Webデザイナーはコーディング出来なければならないのかをコーダー視点で考えてみる。
少し前の話になりますが、Twitterでは「Webデザイナーはコーディング出来るべきか否か」という話題で盛り上がりました。完全に話題に乗り遅れた感がありますが、7年ほどHTMLコーダーとして社内外の数多くのデザイナーさんのデザインカンプをHTMLに実装してきた経験からお話させていただきます。
どんなデザイナーさんがいたのか
Webサイトデザインを手がけるデザイナーさんは、大きく分けて2種類に分かれていました。
- 入社時は私と同じようにコーディング業務から入り、その後デザイン業務を専門として進んでいったデザイナーさん
- 紙からグッズからいろんなデザインを手がけている中でWebのデザインもあわせて行っているデザイナーさん
私はWeb制作会社に勤めていたので社内には前者が多く、パートナー企業には後者のタイプのデザイナーさんが多く、コーディング業務を請け負う形で一緒にお仕事をさせていただいていました。
パンフレットなどの紙媒体を手がけるグラフィックデザイナーさんの作成したIllustratorで作られたカンプをコーディングするので、普段PhotoshopなどのWeb向けツールに慣れていた私はものすごく苦労。。した覚えがあります。
でも紙のデザインというのは本当によくこだわって作り込まれているものがとても多くて、紙とWebの違いをひしひしと感じていました。「絶対的な締切(入稿)がある」という事実の上で作るものと、そうでないものの違いでしょうか。これは特性の違いなのでどちらがいいというわけではないのですが。
デザイナーはコーディングできなきゃいけないのか
いきなり結論を言っちゃうと、
Webデザイナーはコーディング出来るようになる必要はないが、Webページがどのような仕組みでデザインを表現しているかは知る必要がある、と思っています。
見た目を作るだけならイケてるサイトのデザインを参考に、自分なりのデザインを行えばそれなりの美しいものは出来るでしょうが、コーダーの自分から言わせていただくと、やっぱりWebページというのはコードの塊ですので、コードのしくみを度外視したデザインはあまり良いとは言えないですね。
知っておきたい概念1:ボックスモデル
HTML/CSSの基本的な概念として「ボックスモデル」というものがあります。詳しくは割愛しますが、要するに
「すべての要素は四角形のボックスの中にあってそれをゴニョゴニョするのがコーディング」ということです。
コーディングをしたことがある方はこの概念が身についているのでボックスモデルを考えないデザインをすることはあまりありません。ですが紙媒体などで出来る表現をすべてWeb上で再現しようとすると恐ろしくコストが掛かってしまう場合があります。
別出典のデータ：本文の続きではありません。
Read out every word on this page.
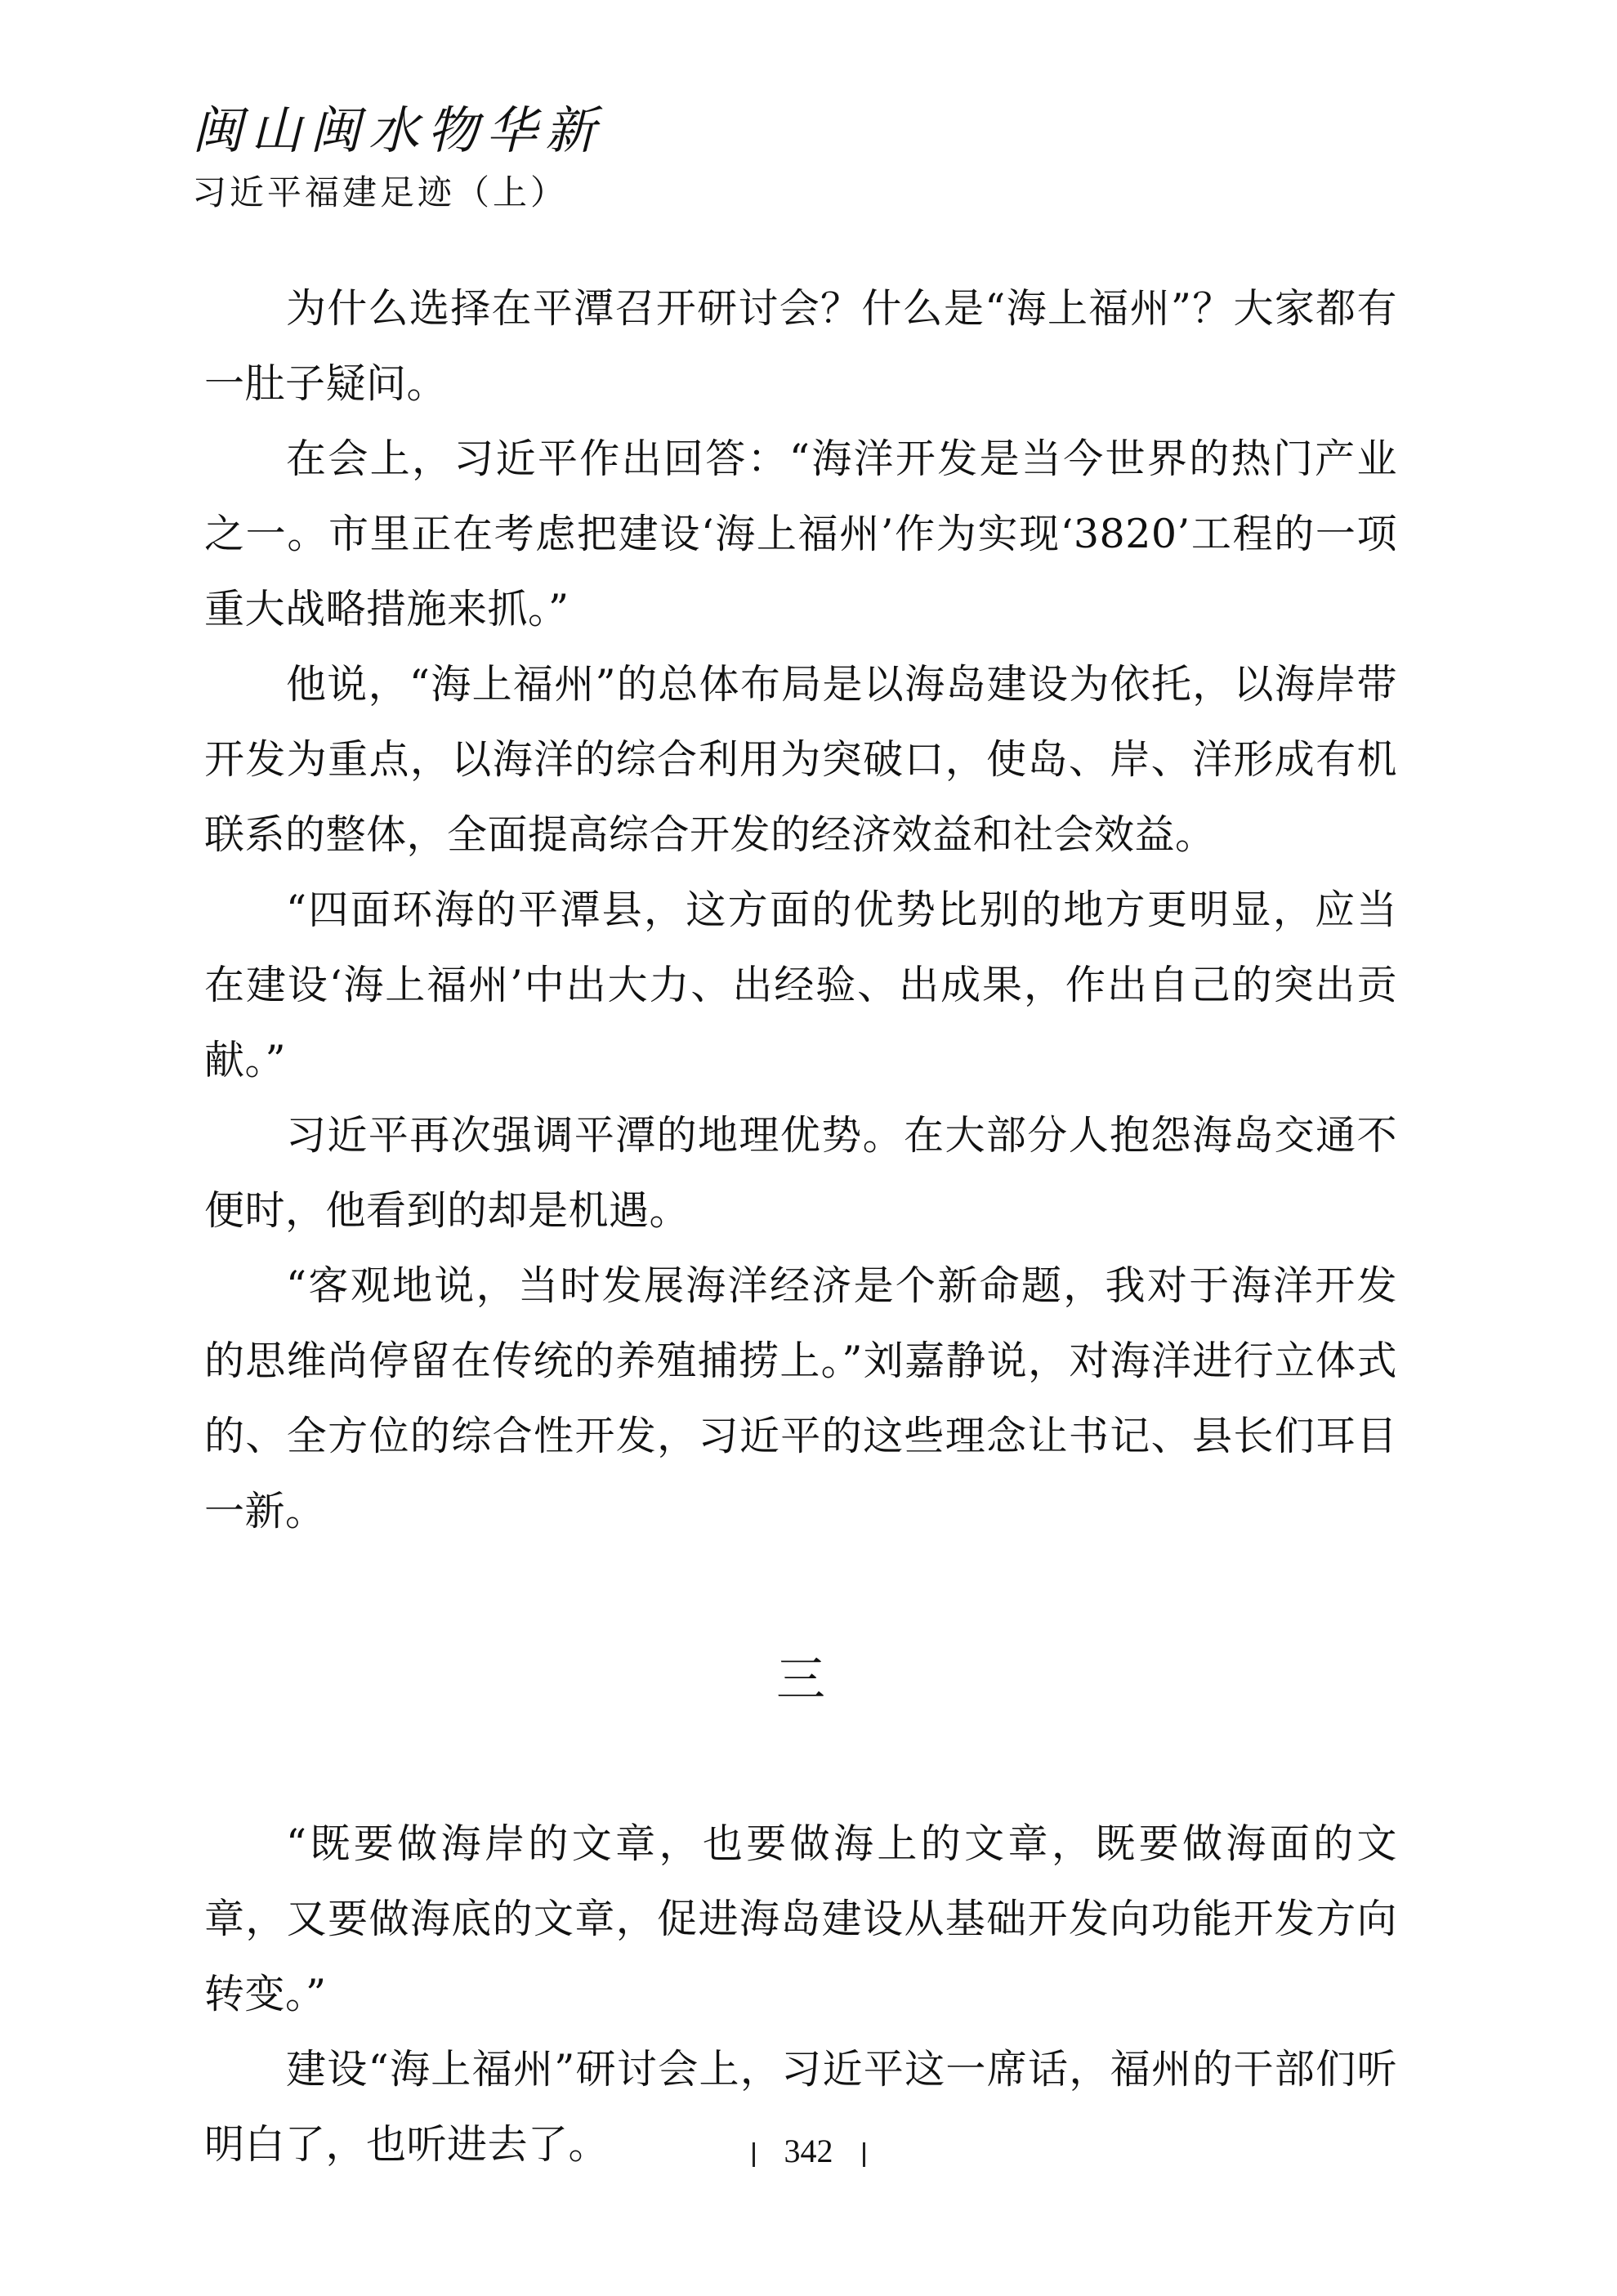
闽山闽水物华新
习近平福建足迹（上）

为什么选择在平潭召开研讨会？什么是“海上福州”？大家都有一肚子疑问。

在会上，习近平作出回答：“海洋开发是当今世界的热门产业之一。市里正在考虑把建设‘海上福州’作为实现‘3820’工程的一项重大战略措施来抓。”

他说，“海上福州”的总体布局是以海岛建设为依托，以海岸带开发为重点，以海洋的综合利用为突破口，使岛、岸、洋形成有机联系的整体，全面提高综合开发的经济效益和社会效益。

“四面环海的平潭县，这方面的优势比别的地方更明显，应当在建设‘海上福州’中出大力、出经验、出成果，作出自己的突出贡献。”

习近平再次强调平潭的地理优势。在大部分人抱怨海岛交通不便时，他看到的却是机遇。

“客观地说，当时发展海洋经济是个新命题，我对于海洋开发的思维尚停留在传统的养殖捕捞上。”刘嘉静说，对海洋进行立体式的、全方位的综合性开发，习近平的这些理念让书记、县长们耳目一新。

三

“既要做海岸的文章，也要做海上的文章，既要做海面的文章，又要做海底的文章，促进海岛建设从基础开发向功能开发方向转变。”

建设“海上福州”研讨会上，习近平这一席话，福州的干部们听明白了，也听进去了。	342
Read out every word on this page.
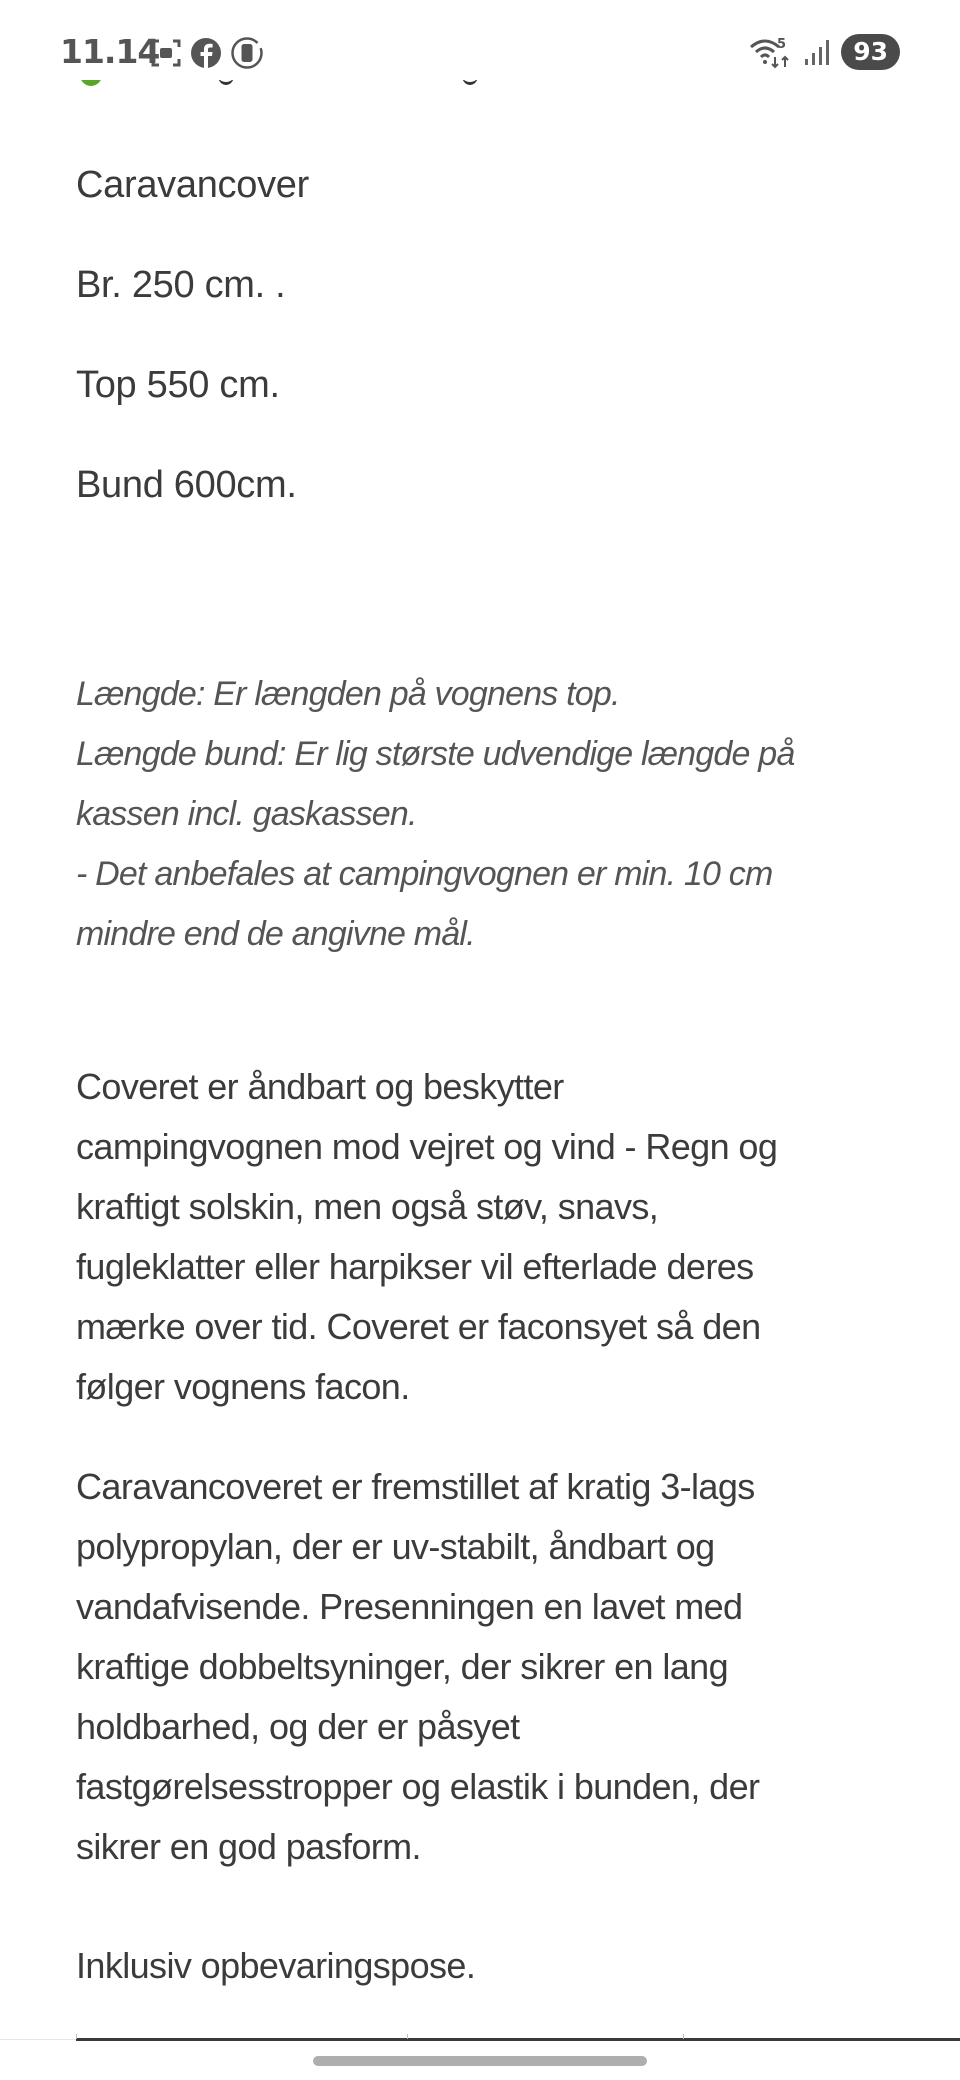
11.14	5	93
Caravancover
Br. 250 cm. .
Top 550 cm.
Bund 600cm.
Længde: Er længden på vognens top.
Længde bund: Er lig største udvendige længde på
kassen incl. gaskassen.
- Det anbefales at campingvognen er min. 10 cm
mindre end de angivne mål.
Coveret er åndbart og beskytter
campingvognen mod vejret og vind - Regn og
kraftigt solskin, men også støv, snavs,
fugleklatter eller harpikser vil efterlade deres
mærke over tid. Coveret er faconsyet så den
følger vognens facon.
Caravancoveret er fremstillet af kratig 3-lags
polypropylan, der er uv-stabilt, åndbart og
vandafvisende. Presenningen en lavet med
kraftige dobbeltsyninger, der sikrer en lang
holdbarhed, og der er påsyet
fastgørelsesstropper og elastik i bunden, der
sikrer en god pasform.
Inklusiv opbevaringspose.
できないことはない、と思います。ただそのコストに見合う案件かどうかは見極める必要があります。
知っておきたい概念2:HTMLは文書であるということ
また、HTMLというのは「構文」です。そのページで何を言いたいのかをまとめ、見出しや図や説明文などで表現するのが基本的なHTMLの役割です。
書籍や論文など、よく「部」「章」「項」などで見出しがついていてまとまっていますよね?基本的にはあれと同じで、文書として成立しているのが正しいWebページです。
このHTML構文の仕組みを無視したデザインは、コーディングしにくいというのもありますが検索エンジンのページの評価を下げてしまうのであまり良いとは言えません。
ボックスモデルやHTML構文を無視したデザインは悪なのか
ここまで書くと、「じゃあWebの事を知らないグラフィックデザイナーが作ったデザインはダメなのか」みたいな方向に走ってしまいそうになりますが、私自身の経験から言うと一概に「悪だ」とは思いません。
なぜならWebサイトの役割はそのサイトを必要としている人の目的やその時の状況によって変わっていくからです。
例えば
- ある商品のプロモーションに必要なサイトなので、見た目重視でWebの決まりを逸脱したサイトになった
- 紙などの他の媒体とデザインを合わせる必要があった
- 見た目さえ出来てりゃいいのだ納期がないのだそれでいいのだ
- 鶴の一声
など、実務ではいろんな都合によりいろんなデザインをされる場合があります。なのでそこは自分の中での最適解を見つけるべきでしょう。
ただ、HTMLの仕組みをよく分かっていないままWebデザインをし続けるのは良くないと思っています。
Webデザイナーと名乗る以上は、HTMLとCSSとjavaScriptがどのようにデザインを形作っているのか、基本的な知識だけでも抑えるべきだと思っています。
なので駆け出しWebデザイナーの皆様におかれましては、とりあえずコーディングを頑張って覚えていただいたほうが今後のためになるのではないでしょうか。
デザイナーとコーダー双方がお互いの専門性を尊重し合いながら良いWebサイトを作っていきたいものですね。